Friday March 29, 2024
WHOOPS! THE WHARF REVUE
Review

WHOOPS! THE WHARF REVUE

October 25 2013

WHOOPS! THE WHARF REVUE 2013, Sydney Theatre Company at Wharf 1, October 24-December 21, 2103. Photography by Tracey Schramm: Jonathan Biggins, Simon Burke, Amanda Bishop, Drew Forsythe and Andrew Worboys at the piano. Right: Amanda Bishop.

After a seven venue regional tour and now back in its spiritual home once again, this year's Wharf Revue is being declared "the best yet". This happens every year and it's become part of the tradition, so here goes: Whoops! is the best yet. That's not to say last year's show wasn't up to scratch, but somehow it seems that with each passing year the creators and performers find something new and extra. They really are an amazing bunch.

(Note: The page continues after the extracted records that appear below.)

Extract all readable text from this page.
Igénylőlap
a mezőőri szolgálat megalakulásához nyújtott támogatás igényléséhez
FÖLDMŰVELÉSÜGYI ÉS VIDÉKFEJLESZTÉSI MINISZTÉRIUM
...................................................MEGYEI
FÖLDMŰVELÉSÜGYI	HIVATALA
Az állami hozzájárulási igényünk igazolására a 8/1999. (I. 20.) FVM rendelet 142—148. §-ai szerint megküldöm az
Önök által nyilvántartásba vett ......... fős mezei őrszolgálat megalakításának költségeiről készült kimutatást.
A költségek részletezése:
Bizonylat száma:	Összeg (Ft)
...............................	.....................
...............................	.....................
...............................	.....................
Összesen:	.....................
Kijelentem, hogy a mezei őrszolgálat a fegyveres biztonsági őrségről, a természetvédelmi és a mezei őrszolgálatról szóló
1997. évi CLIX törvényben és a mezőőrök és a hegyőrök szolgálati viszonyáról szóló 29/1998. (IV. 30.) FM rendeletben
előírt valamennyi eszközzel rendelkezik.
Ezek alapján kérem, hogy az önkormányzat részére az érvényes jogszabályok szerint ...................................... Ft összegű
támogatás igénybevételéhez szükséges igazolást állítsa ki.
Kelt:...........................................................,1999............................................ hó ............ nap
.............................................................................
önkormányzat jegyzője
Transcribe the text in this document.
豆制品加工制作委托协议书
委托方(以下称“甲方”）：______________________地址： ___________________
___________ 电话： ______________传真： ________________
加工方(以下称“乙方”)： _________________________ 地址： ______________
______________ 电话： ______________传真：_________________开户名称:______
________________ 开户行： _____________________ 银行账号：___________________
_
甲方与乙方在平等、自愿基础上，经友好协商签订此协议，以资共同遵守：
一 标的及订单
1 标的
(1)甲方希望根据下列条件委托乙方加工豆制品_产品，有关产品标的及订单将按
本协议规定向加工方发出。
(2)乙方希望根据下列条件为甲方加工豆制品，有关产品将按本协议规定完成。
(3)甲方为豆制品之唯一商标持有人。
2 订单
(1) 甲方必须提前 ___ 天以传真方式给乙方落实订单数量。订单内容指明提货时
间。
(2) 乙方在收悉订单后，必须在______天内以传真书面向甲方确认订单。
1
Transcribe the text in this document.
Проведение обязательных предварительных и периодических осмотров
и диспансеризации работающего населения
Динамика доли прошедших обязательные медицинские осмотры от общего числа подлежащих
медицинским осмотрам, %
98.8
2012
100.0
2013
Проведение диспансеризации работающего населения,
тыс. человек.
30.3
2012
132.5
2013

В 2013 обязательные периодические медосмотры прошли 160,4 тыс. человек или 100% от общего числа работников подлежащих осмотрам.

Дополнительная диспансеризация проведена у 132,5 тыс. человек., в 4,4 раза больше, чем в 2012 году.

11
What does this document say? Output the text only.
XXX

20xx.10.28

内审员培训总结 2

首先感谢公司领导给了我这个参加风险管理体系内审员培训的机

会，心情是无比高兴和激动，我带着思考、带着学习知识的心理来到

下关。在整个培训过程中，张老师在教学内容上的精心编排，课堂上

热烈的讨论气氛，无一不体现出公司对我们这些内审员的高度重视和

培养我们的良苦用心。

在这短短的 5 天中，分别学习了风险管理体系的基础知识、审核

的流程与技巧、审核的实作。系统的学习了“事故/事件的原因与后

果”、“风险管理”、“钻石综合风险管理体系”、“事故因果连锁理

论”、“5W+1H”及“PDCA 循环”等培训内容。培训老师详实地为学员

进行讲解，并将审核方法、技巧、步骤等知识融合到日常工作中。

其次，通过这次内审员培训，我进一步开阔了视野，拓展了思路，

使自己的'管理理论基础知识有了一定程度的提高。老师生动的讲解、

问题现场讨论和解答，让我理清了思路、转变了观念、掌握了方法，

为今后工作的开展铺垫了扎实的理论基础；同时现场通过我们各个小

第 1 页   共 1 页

Whoops! is, as usual, the script and musical brainchild of Drew Forsythe, Phil Scott and Jonathan Biggins. This year, however, Scott has taken a break from stage duties and been replaced by Andrew Worboys on piano and Simon Burke as the fourth performer (with the splendid Amanda Bishop carrying the flag for the girls again).

In keeping with the growing sophistication of what once used to be a deceptively knock-it-together, throw-it-on-stage shambles of a revue, the technical crew should also get a guernsey: sound and video designer David Bergman is prominent, as is video artist Todd Decker - there is a screening of a startling new version of Titanic starring, ahem, Clive Palmer for instance. Stage managers Nicole Robinson and Matt Schubach must be run off their feet behind the scenes, such is the speed and frequency of the changing scenarios. Nevertheless, as Simon Burke remarked after the opening night show, "It's not the West End, darling, there isn't a dresser to be seen!" and each member of the cast has more quick changes than hot dinners.

For the audience, Whoops! is an engrossing delight. As well as frequent laughter, there is a richness in the scripting and lyrics that repays close attention. Running from The Addams (Abbott) Family, through to a Restoration comedy - The No Stratagem and an address by an uncanny and divinely hideous Gina Rinehart, the playlets (no longer mere sketches) are a survey of current concerns and horrors. For instance, The Arab Spring, The NRA, The Culture Wars, Annabel Crabb's Kitchen Cabinet and - memorably and brilliantly - The Tale of Eddie Obeid, Rosencrantz and Guildenstern Instead and The Wizard of Oz.

The Revue is an equal opportunity satire - no political party is left unstoned, nor cultural shibboleth unmauled. Rosencrantz and Guildenstern Instead is simultaneously a perfect piss-take and a beautifully constructed pastiche of the STC's most recent big hit from over the road in the Sydney Theatre. Simon Burke reveals a spooky and brilliant talent for mimicry by taking on the characters of both Bill Shorten and Tony Abbott - which, perhaps not deliberately, reveals how little distance there is between what currently passes for political extremes.

WHOOPS! THE WHARF REVUE

In retrospect however, after the facial muscles have stopped aching from excessive grinning and laughter, what remains is a sense of the heart of the Revue and Whoops! in particular. While both sides of politics get it in the neck with relentless and clear-eyed attention paid to the follies and lesser antics of the great and less great, there is a difference in the quality of treatment. It's impossible - unless you're an unreconstructed fascist - not to feel sadness as the ALP is so vividly portrayed in The Wizard of Oz. Amanda Bishop with her little dog Vote-o is a perfect Dorothy - at once poignant and wicked, (as is her solo swan song appearance as a bespectacled and gowned Julia Gillard). Yet there is no corresponding bleeding, beating heart of compassion hidden in the depths of the jibes at the Coalition - which on reflection is exactly how it is in reality! 

On opening night at the Wharf, Tanya Plibersek was in the audience with husband Michael Coutts-Trotter. The gorgeous pair snarfed and chortled throughout and happily put up with a steady stream of fans lining up to pay court to a Labor heroine, before and after the show. She admitted to a melancholy response to a small proportion of the show's content - no prizes for guessing which parts they were. 

Whoops! is a show for those who crave to laugh and be made at once merry and thoughtful. The ideas are sharp, the execution even sharper and, with its longer forms and fearless leaps into the frying pan and the fire, it's definitely the best yet. Again. And I haven't even mentioned Wilson, Keppel (but no Betty).